The stock speakers are total garbage as most who read this probably know.
Do you think these speakers would be a decent choice without the amp using just the stock head unit?
Also did the tweeters fit in the stock location in the dash?
 

smittylube

Active member
I would also question if the stock speakers are 2 ohms or 4 ohms? I see the JBL that EL57 used are rated at 2.3 ohms. Many past stock systems I've played with were 2-ohm and aftermarket speakers rated at 4-ohm don't always sound that much better. The proper choice is critical. I like the comments on his trial and error. I'm totally willing to try them in our new Revel.
 

smittylube

Active member
Since we recently took delivery of a 2021 Revel, I've been doing my homework, ordered some dynamat, some insulation as well. I plan to dmat the front side and rear doors. I've put some sort of hushmat or dynamat in many previous vehicles to appreciate the product. But the more I think about it and the limited knowledge I have about speaker acoustics these speakers being placed only in the panel it seems pretty hard for me to imagine much base with little to no enclosure. It seems the insulation and such in the panel is more critical than the door itself. As I understand it creating an enclosure out of the panel is very much the key to proper sound in this situation. It makes me think what if you made or put in a tube (slightly larger than the size of the speaker) to contain the speaker and opened a hole in the metal part of the door behind it to acoustically utilize the space the door already has.
 

coss370

Active member
I don't think I have the door speakers, is that standard or an option?

OP, do you mind showing how the center speaker is removed? Do we just get a pry tool and pop it up from the seat's side? Straight up?

Thx
 

Eric B

Well-known member
@smittylube insulation in the doors is going to be tricky because you don't want to get in the way of the power window tracks
insulation helped to lessen road noise coming in through the doors
dynamite/hushmat/noico helped to deaden vibrations in the doors from the speaker

@coss370 search tool is your friend - has been discussed at length - yes pry with a trim tool to remove mesh, pull up on speaker to free it, remove black connector, not white connector - you can't hear your door speakers because your center is overpowering them ... again, has been discussed extensively
 

smittylube

Active member
I used a credit card to pry up on the center speaker grill. easy and fast. Less time than trying to find my trim tool.
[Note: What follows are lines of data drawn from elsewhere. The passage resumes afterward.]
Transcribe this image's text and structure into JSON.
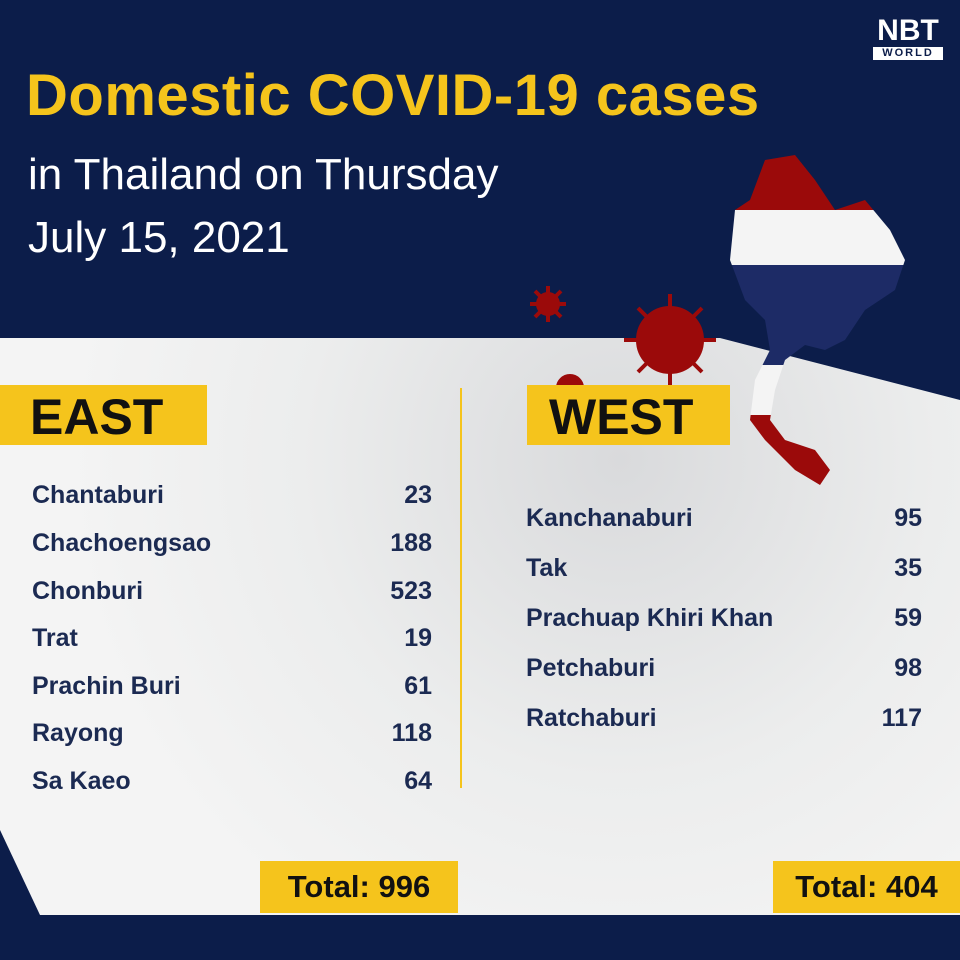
{
  "title": "Domestic COVID-19 cases",
  "subtitle_line1": "in Thailand on Thursday",
  "subtitle_line2": "July 15, 2021",
  "logo": {
    "main": "NBT",
    "sub": "WORLD"
  },
  "colors": {
    "navy": "#0c1d4a",
    "yellow": "#f5c41c",
    "red": "#9b0a0a"
  },
  "east": {
    "heading": "EAST",
    "rows": [
      {
        "province": "Chantaburi",
        "cases": "23"
      },
      {
        "province": "Chachoengsao",
        "cases": "188"
      },
      {
        "province": "Chonburi",
        "cases": "523"
      },
      {
        "province": "Trat",
        "cases": "19"
      },
      {
        "province": "Prachin Buri",
        "cases": "61"
      },
      {
        "province": "Rayong",
        "cases": "118"
      },
      {
        "province": "Sa Kaeo",
        "cases": "64"
      }
    ],
    "total": "Total: 996"
  },
  "west": {
    "heading": "WEST",
    "rows": [
      {
        "province": "Kanchanaburi",
        "cases": "95"
      },
      {
        "province": "Tak",
        "cases": "35"
      },
      {
        "province": "Prachuap Khiri Khan",
        "cases": "59"
      },
      {
        "province": "Petchaburi",
        "cases": "98"
      },
      {
        "province": "Ratchaburi",
        "cases": "117"
      }
    ],
    "total": "Total: 404"
  }
}
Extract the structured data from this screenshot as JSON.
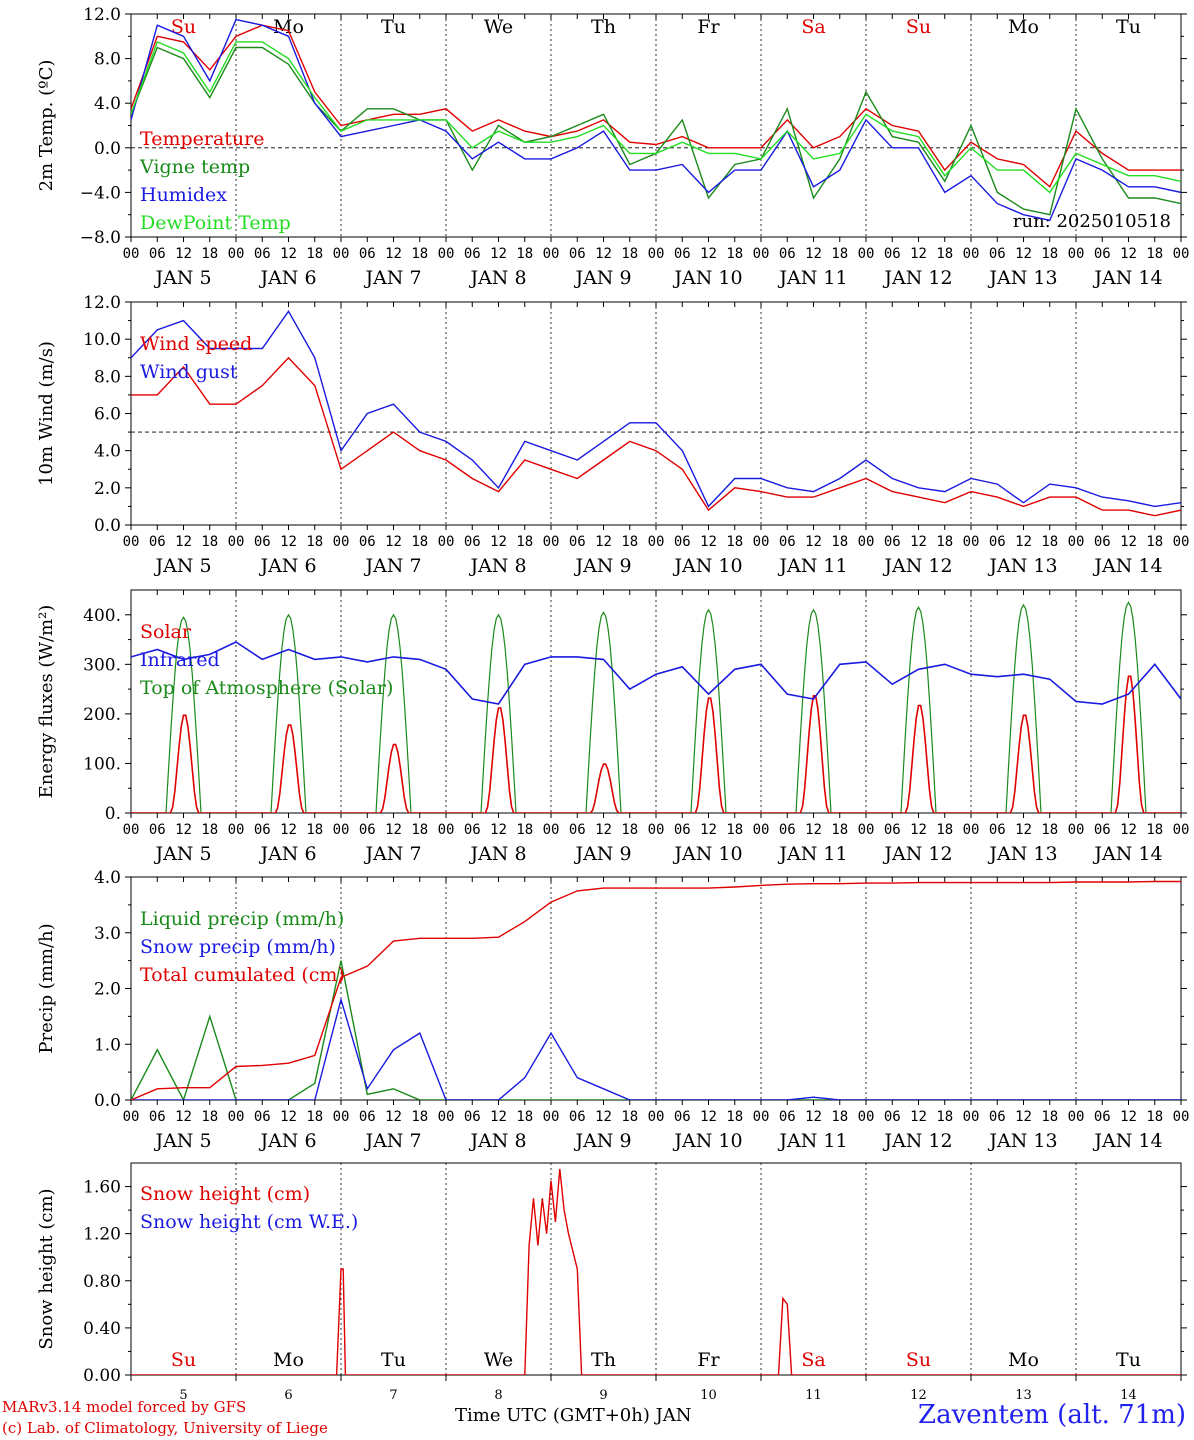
{
  "days": {
    "hours_label": [
      "00",
      "06",
      "12",
      "18"
    ],
    "bottom_label": [
      "JAN 5",
      "JAN 6",
      "JAN 7",
      "JAN 8",
      "JAN 9",
      "JAN 10",
      "JAN 11",
      "JAN 12",
      "JAN 13",
      "JAN 14"
    ],
    "weekday": [
      "Su",
      "Mo",
      "Tu",
      "We",
      "Th",
      "Fr",
      "Sa",
      "Su",
      "Mo",
      "Tu"
    ],
    "weekday_color": [
      "#e00000",
      "#000000",
      "#000000",
      "#000000",
      "#000000",
      "#000000",
      "#e00000",
      "#e00000",
      "#000000",
      "#000000"
    ],
    "snow_day_number": [
      "5",
      "6",
      "7",
      "8",
      "9",
      "10",
      "11",
      "12",
      "13",
      "14"
    ]
  },
  "footer": {
    "model": "MARv3.14 model forced by GFS",
    "lab": "(c) Lab. of Climatology, University of Liege",
    "time_label": "Time UTC (GMT+0h) JAN",
    "station": "Zaventem (alt. 71m)"
  },
  "chart_data": [
    {
      "id": "temp",
      "type": "line",
      "ylabel": "2m Temp. (ºC)",
      "ylim": [
        -8,
        12
      ],
      "yticks": [
        "12.0",
        "8.0",
        "4.0",
        "0.0",
        "−4.0",
        "−8.0"
      ],
      "ytick_values": [
        12,
        8,
        4,
        0,
        -4,
        -8
      ],
      "refline": 0,
      "run": "run: 2025010518",
      "x_hours": [
        0,
        6,
        12,
        18,
        24,
        30,
        36,
        42,
        48,
        54,
        60,
        66,
        72,
        78,
        84,
        90,
        96,
        102,
        108,
        114,
        120,
        126,
        132,
        138,
        144,
        150,
        156,
        162,
        168,
        174,
        180,
        186,
        192,
        198,
        204,
        210,
        216,
        222,
        228,
        234,
        240
      ],
      "series": [
        {
          "name": "Temperature",
          "color": "#e00000",
          "values": [
            3.5,
            10.0,
            9.5,
            7.0,
            10.0,
            11.0,
            10.5,
            5.0,
            2.0,
            2.5,
            3.0,
            3.0,
            3.5,
            1.5,
            2.5,
            1.5,
            1.0,
            1.5,
            2.5,
            0.5,
            0.3,
            1.0,
            0.0,
            0.0,
            0.0,
            2.5,
            0.0,
            1.0,
            3.5,
            2.0,
            1.5,
            -2.0,
            0.5,
            -1.0,
            -1.5,
            -3.5,
            1.5,
            -0.5,
            -2.0,
            -2.0,
            -2.0
          ]
        },
        {
          "name": "Vigne temp",
          "color": "#1a8a1a",
          "values": [
            3.0,
            9.0,
            8.0,
            4.5,
            9.0,
            9.0,
            7.5,
            4.0,
            1.5,
            3.5,
            3.5,
            2.5,
            2.5,
            -2.0,
            2.0,
            0.5,
            1.0,
            2.0,
            3.0,
            -1.5,
            -0.5,
            2.5,
            -4.5,
            -1.5,
            -1.0,
            3.5,
            -4.5,
            -1.0,
            5.0,
            1.0,
            0.5,
            -3.0,
            2.0,
            -4.0,
            -5.5,
            -6.0,
            3.5,
            -1.0,
            -4.5,
            -4.5,
            -5.0
          ]
        },
        {
          "name": "Humidex",
          "color": "#1a1ae0",
          "values": [
            2.5,
            11.0,
            10.0,
            6.0,
            11.5,
            11.0,
            10.0,
            4.0,
            1.0,
            1.5,
            2.0,
            2.5,
            1.5,
            -1.0,
            0.5,
            -1.0,
            -1.0,
            0.0,
            1.5,
            -2.0,
            -2.0,
            -1.5,
            -4.0,
            -2.0,
            -2.0,
            1.5,
            -3.5,
            -2.0,
            2.5,
            0.0,
            0.0,
            -4.0,
            -2.5,
            -5.0,
            -6.0,
            -6.5,
            -1.0,
            -2.0,
            -3.5,
            -3.5,
            -4.0
          ]
        },
        {
          "name": "DewPoint Temp",
          "color": "#22dd22",
          "values": [
            3.0,
            9.5,
            8.5,
            5.0,
            9.5,
            9.5,
            8.0,
            4.5,
            1.5,
            2.5,
            2.5,
            2.5,
            2.5,
            0.0,
            1.5,
            0.5,
            0.5,
            1.0,
            2.0,
            -0.5,
            -0.5,
            0.5,
            -0.5,
            -0.5,
            -1.0,
            1.5,
            -1.0,
            -0.5,
            3.0,
            1.5,
            1.0,
            -2.5,
            0.0,
            -2.0,
            -2.0,
            -4.0,
            -0.5,
            -1.5,
            -2.5,
            -2.5,
            -3.0
          ]
        }
      ]
    },
    {
      "id": "wind",
      "type": "line",
      "ylabel": "10m Wind (m/s)",
      "ylim": [
        0,
        12
      ],
      "yticks": [
        "12.0",
        "10.0",
        "8.0",
        "6.0",
        "4.0",
        "2.0",
        "0.0"
      ],
      "ytick_values": [
        12,
        10,
        8,
        6,
        4,
        2,
        0
      ],
      "refline": 5,
      "x_hours": [
        0,
        6,
        12,
        18,
        24,
        30,
        36,
        42,
        48,
        54,
        60,
        66,
        72,
        78,
        84,
        90,
        96,
        102,
        108,
        114,
        120,
        126,
        132,
        138,
        144,
        150,
        156,
        162,
        168,
        174,
        180,
        186,
        192,
        198,
        204,
        210,
        216,
        222,
        228,
        234,
        240
      ],
      "series": [
        {
          "name": "Wind speed",
          "color": "#e00000",
          "values": [
            7.0,
            7.0,
            8.5,
            6.5,
            6.5,
            7.5,
            9.0,
            7.5,
            3.0,
            4.0,
            5.0,
            4.0,
            3.5,
            2.5,
            1.8,
            3.5,
            3.0,
            2.5,
            3.5,
            4.5,
            4.0,
            3.0,
            0.8,
            2.0,
            1.8,
            1.5,
            1.5,
            2.0,
            2.5,
            1.8,
            1.5,
            1.2,
            1.8,
            1.5,
            1.0,
            1.5,
            1.5,
            0.8,
            0.8,
            0.5,
            0.8
          ]
        },
        {
          "name": "Wind gust",
          "color": "#1a1ae0",
          "values": [
            9.0,
            10.5,
            11.0,
            9.5,
            9.5,
            9.5,
            11.5,
            9.0,
            4.0,
            6.0,
            6.5,
            5.0,
            4.5,
            3.5,
            2.0,
            4.5,
            4.0,
            3.5,
            4.5,
            5.5,
            5.5,
            4.0,
            1.0,
            2.5,
            2.5,
            2.0,
            1.8,
            2.5,
            3.5,
            2.5,
            2.0,
            1.8,
            2.5,
            2.2,
            1.2,
            2.2,
            2.0,
            1.5,
            1.3,
            1.0,
            1.2
          ]
        }
      ]
    },
    {
      "id": "energy",
      "type": "line",
      "ylabel": "Energy fluxes (W/m²)",
      "ylim": [
        0,
        450
      ],
      "yticks": [
        "400.",
        "300.",
        "200.",
        "100.",
        "0."
      ],
      "ytick_values": [
        400,
        300,
        200,
        100,
        0
      ],
      "solar_peaks": [
        200,
        180,
        140,
        215,
        100,
        235,
        240,
        220,
        200,
        280
      ],
      "toa_peaks": [
        395,
        400,
        400,
        400,
        405,
        410,
        410,
        415,
        420,
        425
      ],
      "x_hours": [
        0,
        6,
        12,
        18,
        24,
        30,
        36,
        42,
        48,
        54,
        60,
        66,
        72,
        78,
        84,
        90,
        96,
        102,
        108,
        114,
        120,
        126,
        132,
        138,
        144,
        150,
        156,
        162,
        168,
        174,
        180,
        186,
        192,
        198,
        204,
        210,
        216,
        222,
        228,
        234,
        240
      ],
      "series": [
        {
          "name": "Solar",
          "color": "#e00000"
        },
        {
          "name": "Infrared",
          "color": "#1a1ae0",
          "values": [
            315,
            330,
            310,
            320,
            345,
            310,
            330,
            310,
            315,
            305,
            315,
            310,
            290,
            230,
            220,
            300,
            315,
            315,
            310,
            250,
            280,
            295,
            240,
            290,
            300,
            240,
            230,
            300,
            305,
            260,
            290,
            300,
            280,
            275,
            280,
            270,
            225,
            220,
            240,
            300,
            230
          ]
        },
        {
          "name": "Top of Atmosphere (Solar)",
          "color": "#1a8a1a"
        }
      ]
    },
    {
      "id": "precip",
      "type": "line",
      "ylabel": "Precip (mm/h)",
      "ylim": [
        0,
        4
      ],
      "yticks": [
        "4.0",
        "3.0",
        "2.0",
        "1.0",
        "0.0"
      ],
      "ytick_values": [
        4,
        3,
        2,
        1,
        0
      ],
      "x_hours": [
        0,
        6,
        12,
        18,
        24,
        30,
        36,
        42,
        48,
        54,
        60,
        66,
        72,
        78,
        84,
        90,
        96,
        102,
        108,
        114,
        120,
        126,
        132,
        138,
        144,
        150,
        156,
        162,
        168,
        174,
        180,
        186,
        192,
        198,
        204,
        210,
        216,
        222,
        228,
        234,
        240
      ],
      "series": [
        {
          "name": "Liquid precip (mm/h)",
          "color": "#1a8a1a",
          "values": [
            0.0,
            0.9,
            0.0,
            1.5,
            0.0,
            0.0,
            0.0,
            0.3,
            2.5,
            0.1,
            0.2,
            0.0,
            0.0,
            0.0,
            0.0,
            0.0,
            0.0,
            0.0,
            0.0,
            0.0,
            0.0,
            0.0,
            0.0,
            0.0,
            0.0,
            0.0,
            0.0,
            0.0,
            0.0,
            0.0,
            0.0,
            0.0,
            0.0,
            0.0,
            0.0,
            0.0,
            0.0,
            0.0,
            0.0,
            0.0,
            0.0
          ]
        },
        {
          "name": "Snow precip (mm/h)",
          "color": "#1a1ae0",
          "values": [
            0.0,
            0.0,
            0.0,
            0.0,
            0.0,
            0.0,
            0.0,
            0.0,
            1.8,
            0.2,
            0.9,
            1.2,
            0.0,
            0.0,
            0.0,
            0.4,
            1.2,
            0.4,
            0.2,
            0.0,
            0.0,
            0.0,
            0.0,
            0.0,
            0.0,
            0.0,
            0.05,
            0.0,
            0.0,
            0.0,
            0.0,
            0.0,
            0.0,
            0.0,
            0.0,
            0.0,
            0.0,
            0.0,
            0.0,
            0.0,
            0.0
          ]
        },
        {
          "name": "Total cumulated (cm)",
          "color": "#e00000",
          "values": [
            0.0,
            0.2,
            0.22,
            0.22,
            0.6,
            0.62,
            0.66,
            0.8,
            2.2,
            2.4,
            2.85,
            2.9,
            2.9,
            2.9,
            2.92,
            3.2,
            3.55,
            3.75,
            3.8,
            3.8,
            3.8,
            3.8,
            3.8,
            3.82,
            3.85,
            3.87,
            3.88,
            3.88,
            3.89,
            3.89,
            3.9,
            3.9,
            3.9,
            3.9,
            3.9,
            3.9,
            3.91,
            3.91,
            3.91,
            3.92,
            3.92
          ]
        }
      ]
    },
    {
      "id": "snow",
      "type": "line",
      "ylabel": "Snow height (cm)",
      "ylim": [
        0,
        1.8
      ],
      "yticks": [
        "1.60",
        "1.20",
        "0.80",
        "0.40",
        "0.00"
      ],
      "ytick_values": [
        1.6,
        1.2,
        0.8,
        0.4,
        0.0
      ],
      "x_hours": [
        0,
        47,
        48,
        48.5,
        49,
        90,
        91,
        92,
        93,
        94,
        95,
        96,
        97,
        98,
        99,
        100,
        102,
        103,
        104,
        148,
        149,
        150,
        151,
        240
      ],
      "series": [
        {
          "name": "Snow height (cm)",
          "color": "#e00000",
          "values": [
            0,
            0,
            0.9,
            0.9,
            0,
            0,
            1.1,
            1.5,
            1.1,
            1.5,
            1.2,
            1.65,
            1.3,
            1.75,
            1.4,
            1.2,
            0.9,
            0,
            0,
            0,
            0.65,
            0.6,
            0,
            0
          ]
        },
        {
          "name": "Snow height (cm W.E.)",
          "color": "#1a1ae0"
        }
      ]
    }
  ]
}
I'll post some pictures of the doors and panel when I get it sorted out.
 

smittylube

Active member
@smittylube insulation in the doors is going to be tricky because you don't want to get in the way of the power window tracks
Eric, I wasn't planning on insulation in the door but between the door panel and door. hushmat/ dynomat on/in the door. The normal procedure I've done on many of my cars in the past.